Scenography of Dido & Aeneas Opera by Purcell

In the set I designed for Henry Purcell and Nahum Tate’s opera Dido & Aeneas, I wanted to go beyond the creation of a set by immersing the opera house in a total work of art merging place, music, song and dance. This scenography is inhabited by creations that I call Matière-Lumière and which embody the cosmic principle of the transformation of matter by light. It unfolds in the form of three monumental veils, one of which is a translucent triptych, and three sculpture-costumes for the main performers.

Light is, in my opinion, the most beautiful form of expression of love, and the primary source of the meeting of the two souls Dido and Aeneas. Their story is transcribed by a “Performance”, interpreted by the light that carries their personal experiences to a universal scale. The organic vibration of a fossilised light, which has become a living skin that breathes and envelops them draws an intimate relationship between the spectators and the love story of Dido and Aeneas on a physical, psychological and spiritual scale. Through its dynamic and evolving writing in the subtle material of the work of art, the light connects us to the spirits of the two souls. It guides them, animates them and, through Dido’s death, sublimates their love into a universal and eternal love.

The score played by the reflection, refraction, absorption and transmission of Light on the Matière-Lumière works, allows an infinite number of possible views depending on the work and the position of the spectator. The Matière-Lumière veils as well as the sculpture-costumes, are in perpetual evolution, going from the mineral, vegetable, animal, human kingdom to the divine. Appearing and disappearing in the light, they create a bewitching link, offering an almost carnal relationship with the bodies of the lovers and the song. It is not the light that is projected on stage but the light that emanates from the works and beings.

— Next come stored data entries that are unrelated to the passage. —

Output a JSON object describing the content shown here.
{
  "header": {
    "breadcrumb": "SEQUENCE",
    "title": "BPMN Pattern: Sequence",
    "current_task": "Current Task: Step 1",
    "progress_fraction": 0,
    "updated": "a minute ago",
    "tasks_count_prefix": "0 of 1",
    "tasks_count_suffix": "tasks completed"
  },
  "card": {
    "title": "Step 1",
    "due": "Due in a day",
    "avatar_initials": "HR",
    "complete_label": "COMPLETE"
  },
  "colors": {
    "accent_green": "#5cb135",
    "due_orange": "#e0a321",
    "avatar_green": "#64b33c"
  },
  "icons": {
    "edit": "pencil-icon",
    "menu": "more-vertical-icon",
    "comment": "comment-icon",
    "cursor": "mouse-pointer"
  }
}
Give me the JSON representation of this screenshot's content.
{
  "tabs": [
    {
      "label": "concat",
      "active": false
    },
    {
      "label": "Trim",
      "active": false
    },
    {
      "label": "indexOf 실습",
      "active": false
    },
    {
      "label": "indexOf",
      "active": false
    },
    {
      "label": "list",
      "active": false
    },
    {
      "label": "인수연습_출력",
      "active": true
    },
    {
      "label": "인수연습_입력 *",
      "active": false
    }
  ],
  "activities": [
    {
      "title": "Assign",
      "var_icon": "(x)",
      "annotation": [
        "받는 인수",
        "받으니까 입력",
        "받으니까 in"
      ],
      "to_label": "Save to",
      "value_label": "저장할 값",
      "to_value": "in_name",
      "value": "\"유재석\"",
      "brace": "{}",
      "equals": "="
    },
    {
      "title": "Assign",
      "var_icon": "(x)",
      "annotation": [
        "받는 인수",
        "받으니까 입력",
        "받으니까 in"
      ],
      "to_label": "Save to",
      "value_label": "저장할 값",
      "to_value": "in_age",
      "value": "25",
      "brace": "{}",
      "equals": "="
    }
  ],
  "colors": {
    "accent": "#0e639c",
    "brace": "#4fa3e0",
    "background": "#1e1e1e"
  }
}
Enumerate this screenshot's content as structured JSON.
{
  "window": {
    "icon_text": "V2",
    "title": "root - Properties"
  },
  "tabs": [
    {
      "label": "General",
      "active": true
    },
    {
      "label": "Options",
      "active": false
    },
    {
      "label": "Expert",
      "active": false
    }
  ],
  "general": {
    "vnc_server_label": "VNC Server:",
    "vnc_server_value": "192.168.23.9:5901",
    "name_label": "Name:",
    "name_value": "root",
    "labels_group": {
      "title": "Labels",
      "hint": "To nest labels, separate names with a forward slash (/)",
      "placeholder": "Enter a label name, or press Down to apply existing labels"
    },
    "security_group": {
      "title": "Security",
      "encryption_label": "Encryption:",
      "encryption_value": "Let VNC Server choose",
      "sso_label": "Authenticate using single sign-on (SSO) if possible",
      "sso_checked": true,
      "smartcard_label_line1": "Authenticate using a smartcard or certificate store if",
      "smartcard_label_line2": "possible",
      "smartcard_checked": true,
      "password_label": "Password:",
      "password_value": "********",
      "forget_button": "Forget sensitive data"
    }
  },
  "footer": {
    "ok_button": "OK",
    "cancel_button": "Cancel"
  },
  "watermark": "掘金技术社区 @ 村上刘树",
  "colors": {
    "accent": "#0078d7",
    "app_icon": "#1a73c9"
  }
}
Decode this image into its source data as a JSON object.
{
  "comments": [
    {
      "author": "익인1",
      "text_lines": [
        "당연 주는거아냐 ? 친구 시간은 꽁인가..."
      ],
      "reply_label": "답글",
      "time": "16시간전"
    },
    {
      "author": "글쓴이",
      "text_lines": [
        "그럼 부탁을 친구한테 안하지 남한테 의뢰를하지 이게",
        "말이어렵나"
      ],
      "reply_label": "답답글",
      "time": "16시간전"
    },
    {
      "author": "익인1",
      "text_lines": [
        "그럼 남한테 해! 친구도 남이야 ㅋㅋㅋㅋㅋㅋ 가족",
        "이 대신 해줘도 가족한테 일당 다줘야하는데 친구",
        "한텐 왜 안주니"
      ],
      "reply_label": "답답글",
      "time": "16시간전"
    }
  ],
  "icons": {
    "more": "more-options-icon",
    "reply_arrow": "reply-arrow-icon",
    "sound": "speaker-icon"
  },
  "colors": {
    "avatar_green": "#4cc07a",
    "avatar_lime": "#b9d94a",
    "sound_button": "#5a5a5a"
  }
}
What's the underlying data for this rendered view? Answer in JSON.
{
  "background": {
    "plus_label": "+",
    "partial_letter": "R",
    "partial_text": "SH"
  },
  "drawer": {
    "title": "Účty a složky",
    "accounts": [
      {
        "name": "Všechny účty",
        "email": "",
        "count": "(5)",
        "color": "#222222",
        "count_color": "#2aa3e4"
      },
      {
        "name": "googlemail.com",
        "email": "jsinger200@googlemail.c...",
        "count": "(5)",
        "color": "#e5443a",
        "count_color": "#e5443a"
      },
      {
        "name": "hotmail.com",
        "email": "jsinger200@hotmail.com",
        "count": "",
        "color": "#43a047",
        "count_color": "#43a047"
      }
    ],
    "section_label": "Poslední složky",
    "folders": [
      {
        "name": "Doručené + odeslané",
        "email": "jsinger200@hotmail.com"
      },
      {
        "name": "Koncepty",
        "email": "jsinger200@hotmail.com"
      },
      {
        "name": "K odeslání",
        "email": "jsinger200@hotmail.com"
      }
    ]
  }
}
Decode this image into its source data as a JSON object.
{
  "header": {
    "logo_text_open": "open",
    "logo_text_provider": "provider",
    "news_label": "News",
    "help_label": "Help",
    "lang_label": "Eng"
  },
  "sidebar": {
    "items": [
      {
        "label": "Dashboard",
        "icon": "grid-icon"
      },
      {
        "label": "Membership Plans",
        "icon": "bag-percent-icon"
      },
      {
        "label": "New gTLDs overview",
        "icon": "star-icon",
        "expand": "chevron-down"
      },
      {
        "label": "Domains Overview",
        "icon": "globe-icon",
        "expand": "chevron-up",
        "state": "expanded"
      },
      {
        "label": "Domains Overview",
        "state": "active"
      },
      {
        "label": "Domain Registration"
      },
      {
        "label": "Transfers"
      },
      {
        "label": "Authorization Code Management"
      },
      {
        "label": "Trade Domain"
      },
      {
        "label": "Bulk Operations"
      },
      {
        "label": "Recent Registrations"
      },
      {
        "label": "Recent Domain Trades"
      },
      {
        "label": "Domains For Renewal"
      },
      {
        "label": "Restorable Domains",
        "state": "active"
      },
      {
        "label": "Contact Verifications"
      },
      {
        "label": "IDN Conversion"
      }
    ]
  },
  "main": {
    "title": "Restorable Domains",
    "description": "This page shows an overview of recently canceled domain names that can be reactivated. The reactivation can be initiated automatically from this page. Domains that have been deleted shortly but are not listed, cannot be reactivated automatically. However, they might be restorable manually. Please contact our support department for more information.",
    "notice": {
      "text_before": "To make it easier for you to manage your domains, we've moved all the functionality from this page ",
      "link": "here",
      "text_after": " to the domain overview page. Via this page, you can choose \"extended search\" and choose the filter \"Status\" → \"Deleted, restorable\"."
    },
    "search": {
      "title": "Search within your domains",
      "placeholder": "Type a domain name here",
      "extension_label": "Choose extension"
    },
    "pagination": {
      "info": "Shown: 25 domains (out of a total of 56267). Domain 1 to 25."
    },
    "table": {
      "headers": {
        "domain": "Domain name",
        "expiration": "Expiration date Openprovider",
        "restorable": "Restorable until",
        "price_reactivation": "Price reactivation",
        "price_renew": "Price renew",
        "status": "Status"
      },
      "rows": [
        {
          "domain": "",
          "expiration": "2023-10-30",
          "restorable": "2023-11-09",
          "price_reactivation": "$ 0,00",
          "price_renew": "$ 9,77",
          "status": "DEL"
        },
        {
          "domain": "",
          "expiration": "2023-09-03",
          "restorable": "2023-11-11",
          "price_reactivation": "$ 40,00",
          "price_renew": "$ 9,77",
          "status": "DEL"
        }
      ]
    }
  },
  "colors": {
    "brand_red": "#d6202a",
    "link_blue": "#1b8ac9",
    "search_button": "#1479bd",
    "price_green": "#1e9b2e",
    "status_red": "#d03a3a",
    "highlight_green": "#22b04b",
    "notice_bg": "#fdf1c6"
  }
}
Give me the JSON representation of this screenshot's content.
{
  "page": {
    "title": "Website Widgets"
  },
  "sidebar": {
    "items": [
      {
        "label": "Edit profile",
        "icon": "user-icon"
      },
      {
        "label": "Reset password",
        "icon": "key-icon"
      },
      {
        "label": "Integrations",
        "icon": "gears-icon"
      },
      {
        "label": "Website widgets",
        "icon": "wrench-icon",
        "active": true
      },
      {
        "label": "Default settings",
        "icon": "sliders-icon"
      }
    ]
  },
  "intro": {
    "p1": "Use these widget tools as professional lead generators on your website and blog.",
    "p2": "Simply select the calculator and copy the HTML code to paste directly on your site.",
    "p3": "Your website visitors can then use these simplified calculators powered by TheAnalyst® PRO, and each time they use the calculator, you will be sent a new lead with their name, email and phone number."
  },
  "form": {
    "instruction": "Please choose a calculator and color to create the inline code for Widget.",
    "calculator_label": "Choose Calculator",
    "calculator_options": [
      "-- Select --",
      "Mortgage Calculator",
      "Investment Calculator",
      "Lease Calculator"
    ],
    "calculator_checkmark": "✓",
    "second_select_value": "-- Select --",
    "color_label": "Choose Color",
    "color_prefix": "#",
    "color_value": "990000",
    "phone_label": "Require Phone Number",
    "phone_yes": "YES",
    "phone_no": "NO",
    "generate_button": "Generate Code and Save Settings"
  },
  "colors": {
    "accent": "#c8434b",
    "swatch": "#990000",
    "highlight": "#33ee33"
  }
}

The sculpture-costumes merge the singers who inhabit them with all the scenic elements. The light transforms these sculptures, in particular the one worn by Renato Dolcini who plays Aeneas but also, draped in darkness, the Great Witch. The immobility of the singers dressed in the costume sculptures gives them an hieratic attitude that contributes to giving a timeless meaning to the opera’s message. The triptych of translucent veils, material dissolved and etched by light, embodies distant, organic and living worlds. Like spirits, which become incarnate, its celestial fire amplifies the cosmic force of the song.

The first work, a monolith of embers and ashes, is premonition: it evokes Dido’s death in the absolute blackness of a petrified light. In the second veil, it is transformed into a luminous landscape of a sensitive world in the making. The spirits of nature are pulsating here, their celestial fire sublime and amplifying the cosmic force, the eternal magic of music and dance.

The large reflective surface of the black water that covers the floor is the matrix of the initiatory journey… a mirror portrait, face to face with oneself… the black water links us with heaven and earth, brings us closer to unity. The reflections of the veil in the depth of the water, the melting of the crystals of the soul and the immersion in the infinity of the universe resonate with Dido’s death, crossing the mirror. Like a guardian of the threshold who alone knows the secret, the black monolith bears witness to the imprint of their passage, of the whole story.